School diary - Snowballs and 'shag bands' start new term
An exciting year lies ahead, according to our headteacher's "All Staff" email, in which she anticipates an educational golden age: by 12 months' hence, Mrs Slater fully expects Greenfield Academy "to have implemented Curriculum for Excellence and BTC 4 in virtually all curricular areas before contemplating our next major challenge - the preparation for National 4s and 5s to replace Standard grade in session 2013-14".
Davie McManus from biology could hardly contain his enthusiasm: "Oh, haud me back!" he scoffed. "I kin hardly wait for next session, let alone 2013- 14 . "
"But won't you be retired by then?" I queried.
"Exactly!" he confirmed. "So I won't need tae listen tae any more crap about Building the Curriculum. And don't get me started on National 4s and 5s. God help this year's Primary 7s when they get through a raft of internal assessments and then leave school tae find out they canny get a job until they've passed an exam set by their prospective employers."
"Why? Don't you think they'll accept National 4s and 5s as valid qualifications?"
"Morris," he looked at me as if I was a child with additional support needs: "It may be the case that employers still don't know the difference between Standard grades and O grades. But they know the difference between `exam' and `no exam'. And mark my words: within 10 years we'll be back tae externally set and marked national exams, wance they've discovered that the new system is twice as expensive tae run an' hauf as effective in givin' industry the faintest clue about what our school leavers can do."

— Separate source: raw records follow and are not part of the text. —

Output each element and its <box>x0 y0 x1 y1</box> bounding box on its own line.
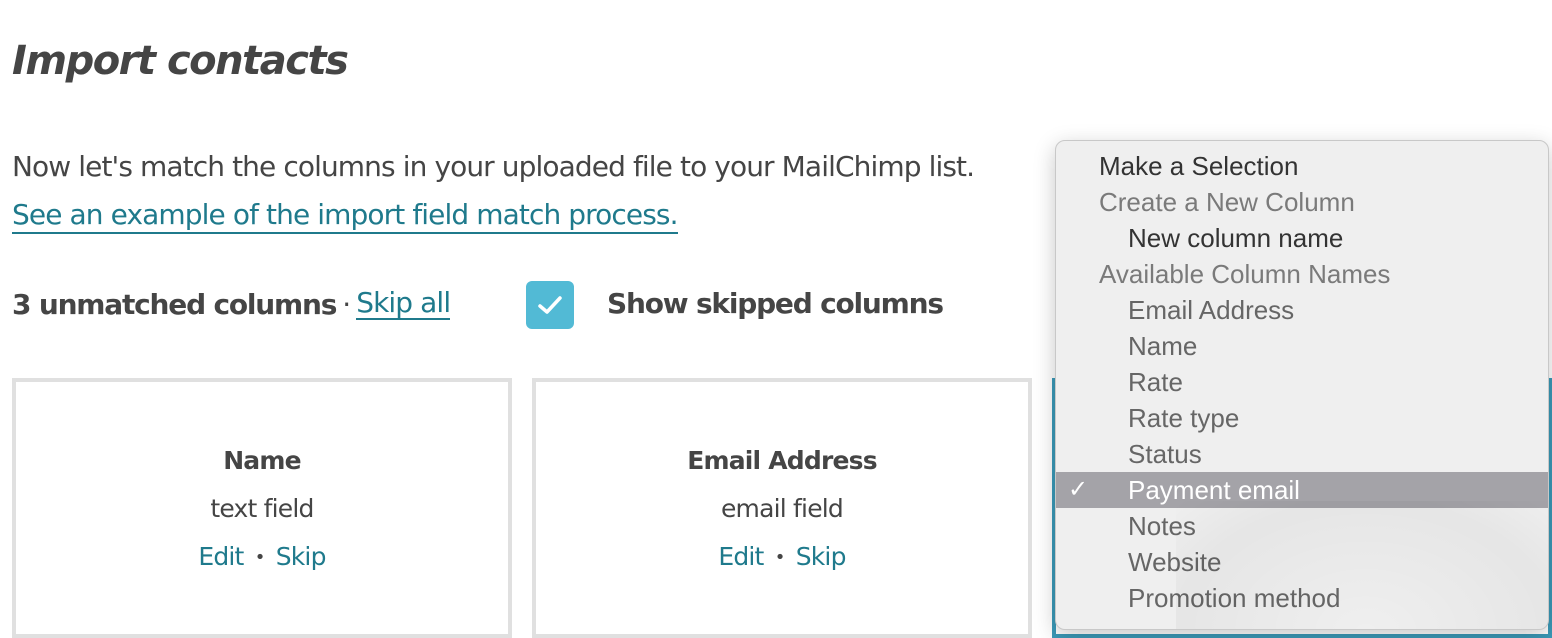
skip-link[interactable]: Skip <box>276 542 327 571</box>
option-name[interactable]: Name <box>1056 328 1548 364</box>
show-skipped-checkbox[interactable] <box>526 281 574 329</box>
column-card-name: Name text field Edit • Skip <box>12 378 512 638</box>
column-type: text field <box>210 494 314 523</box>
optgroup-create-new-column: Create a New Column <box>1099 187 1355 217</box>
option-email-address[interactable]: Email Address <box>1056 292 1548 328</box>
unmatched-status-row: 3 unmatched columns · Skip all <box>12 282 451 326</box>
intro-text: Now let's match the columns in your uplo… <box>12 150 975 183</box>
show-skipped-label: Show skipped columns <box>607 287 944 320</box>
unmatched-count: 3 unmatched columns <box>12 287 337 321</box>
option-rate-type[interactable]: Rate type <box>1056 400 1548 436</box>
option-make-a-selection[interactable]: Make a Selection <box>1056 148 1548 184</box>
checkmark-icon <box>538 296 562 314</box>
option-website[interactable]: Website <box>1056 544 1548 580</box>
column-type: email field <box>720 494 844 523</box>
column-name: Name <box>223 446 301 475</box>
skip-link[interactable]: Skip <box>796 542 847 571</box>
column-select-dropdown[interactable]: Make a Selection Create a New Column New… <box>1055 140 1549 630</box>
option-status[interactable]: Status <box>1056 436 1548 472</box>
check-icon: ✓ <box>1067 476 1089 503</box>
column-actions: Edit • Skip <box>16 542 508 571</box>
bullet-separator: • <box>254 547 266 568</box>
column-actions: Edit • Skip <box>536 542 1028 571</box>
page-title: Import contacts <box>12 38 349 84</box>
example-link[interactable]: See an example of the import field match… <box>12 198 679 234</box>
option-payment-email[interactable]: ✓ Payment email <box>1056 472 1548 508</box>
column-name: Email Address <box>687 446 877 475</box>
edit-link[interactable]: Edit <box>718 542 764 571</box>
option-rate[interactable]: Rate <box>1056 364 1548 400</box>
separator-dot: · <box>342 287 351 321</box>
edit-link[interactable]: Edit <box>198 542 244 571</box>
option-new-column-name[interactable]: New column name <box>1056 220 1548 256</box>
optgroup-available-column-names: Available Column Names <box>1099 259 1391 289</box>
option-notes[interactable]: Notes <box>1056 508 1548 544</box>
column-card-email: Email Address email field Edit • Skip <box>532 378 1032 638</box>
option-promotion-method[interactable]: Promotion method <box>1056 580 1548 616</box>
option-label: Payment email <box>1128 475 1300 505</box>
skip-all-link[interactable]: Skip all <box>356 287 451 321</box>
intro-section: Now let's match the columns in your uplo… <box>12 143 975 239</box>
bullet-separator: • <box>774 547 786 568</box>
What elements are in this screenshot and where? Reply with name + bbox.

Suddenly, it didn't seem as if we were on the cusp of a new golden age after all. Rather, I felt somewhat akin to a member of the Light Brigade preparing to enter the Balaclava valley.

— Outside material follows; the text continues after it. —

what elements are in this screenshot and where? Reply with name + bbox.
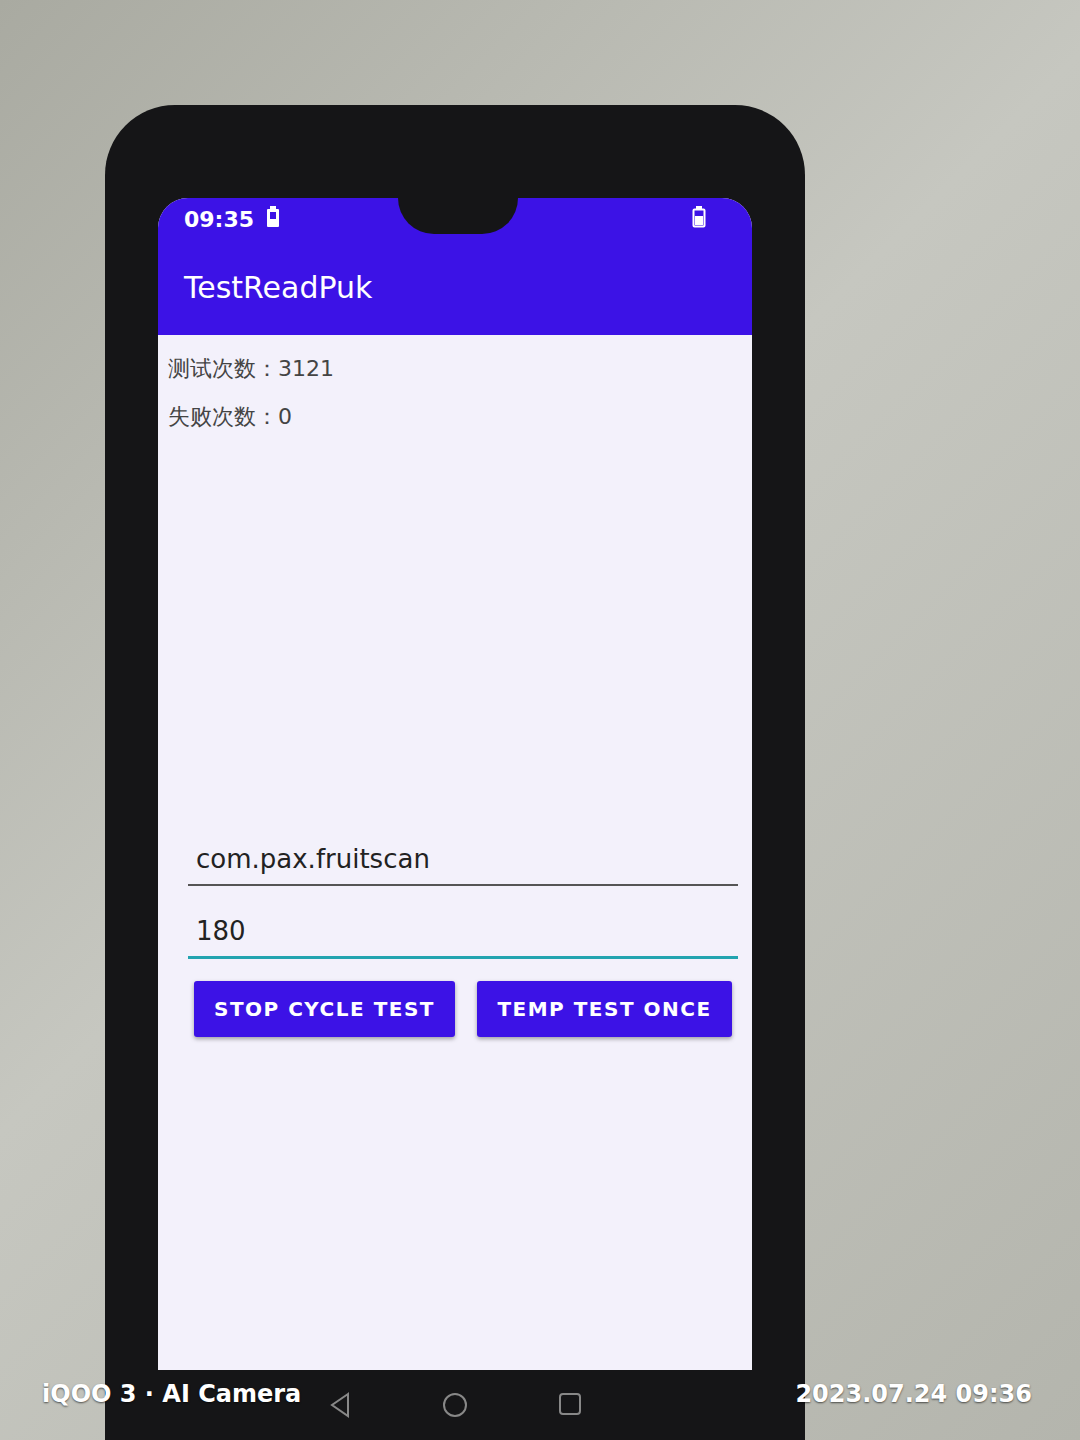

I have been busy devising the Higher English prelim, as Mrs Slater has forbidden the use of commercial papers this year, due to whole-school appeals problems. Unfortunately, I'm a little behind, so I set 2N an essay on "Christmas - and what it meant to me", so I could finish off the prelim.
It was, therefore, with some annoyance that I had to break off from my labours to quell a disturbance among some girls. And it was with even greater dismay that I discovered Tracy Spence proudly displaying a Christmas present from her boyfriend: a complete set of plastic wrist bracelets, which I discovered to my horror go by the name of "shag bands", and which are all the rage among her peers, apparently.
To my shock, Tracy started to explain the significance of each colour, but I stopped her after she detailed the meaning of pink and resolved to check the fuller range with an internet search afterwards.
"Put them away, Tracy," I asked, "and maybe you could write about some of the more spiritual aspects of Christmas instead?"
Gosh. To think that these girls are the same age as my daughter: a little shudder went up my spine as I hoped Margaret hasn't cottoned on to this latest craze.
Staff irritation continues over our last year's St Andrew's Day holiday, which seems to have been granted in some authorities but not others, and which most staff members had understood to be an extra day's vacation in honour of our patron saint. Alas, it was subsequently revealed that a day had been transferred from our February break in order to ensure that our full complement of contractual days was fulfilled.
Such arrangements might have been all very well if the authority had told us this when they were handing out holiday dates last April, but it is highly inconvenient for those colleagues who had previously arranged vacations around the original February date.
At least the council has agreed to grant that further day as a special exemption to anyone who can provide documentary evidence of a previously- booked holiday. Which is why David McManus was looking like the proverbial Cheshire cat this morning as he announced the successful completion of his endeavours to get a backdated receipt from the travel agent for his recently-arranged short break to Bruges, where he plans to sample as many of that region's 600+ beers as possible, while toasting the rest of us stuck back here at Greenfield Academy .
Michelle Galloway, our (two days per week) supply probationer in French, has resigned. She had been having quite a tough time regarding discipline, and things came to a head today, as she tearfully explained to me at the end of school.
"It was the snowballs that did it," she explained. "Three of the fourth years threw them at me this morning."
I exuded sympathy as well as empathy: "Well, in this kind of weather, it happens, Michelle. In fact, only yesterday, some second-years threw some at me - so you shouldn't take it personally that they did it to you as well. The playground can be a dangerous place in January."
"But this wasn't in the playground," her eyes welled up again. "It was in the classroom! I'd just turned to the whiteboard to explain irregular verbs, when `Thwack!' in the back of my head, then `Pouef!' twice more as I turned to face them! They had a big pile they'd smuggled in and were picking up some more, so I just ran out and went straight to Mrs Slater's office to resign."
It's an educational disgrace to see such a promising career snuffed out by a snowball.
Margaret has some "shag bands". I found them on a chest of drawers in her room as I was clearing away four dinner plates and six glasses half full of flat fizzy drinks. Should I share the news with Gail? Or should I confront Margaret? And, if so, how will I bring it up?
Oh, the perils of fatherhood. It seems like only yesterday that I was taking her to see Father Christmas in the shopping centre.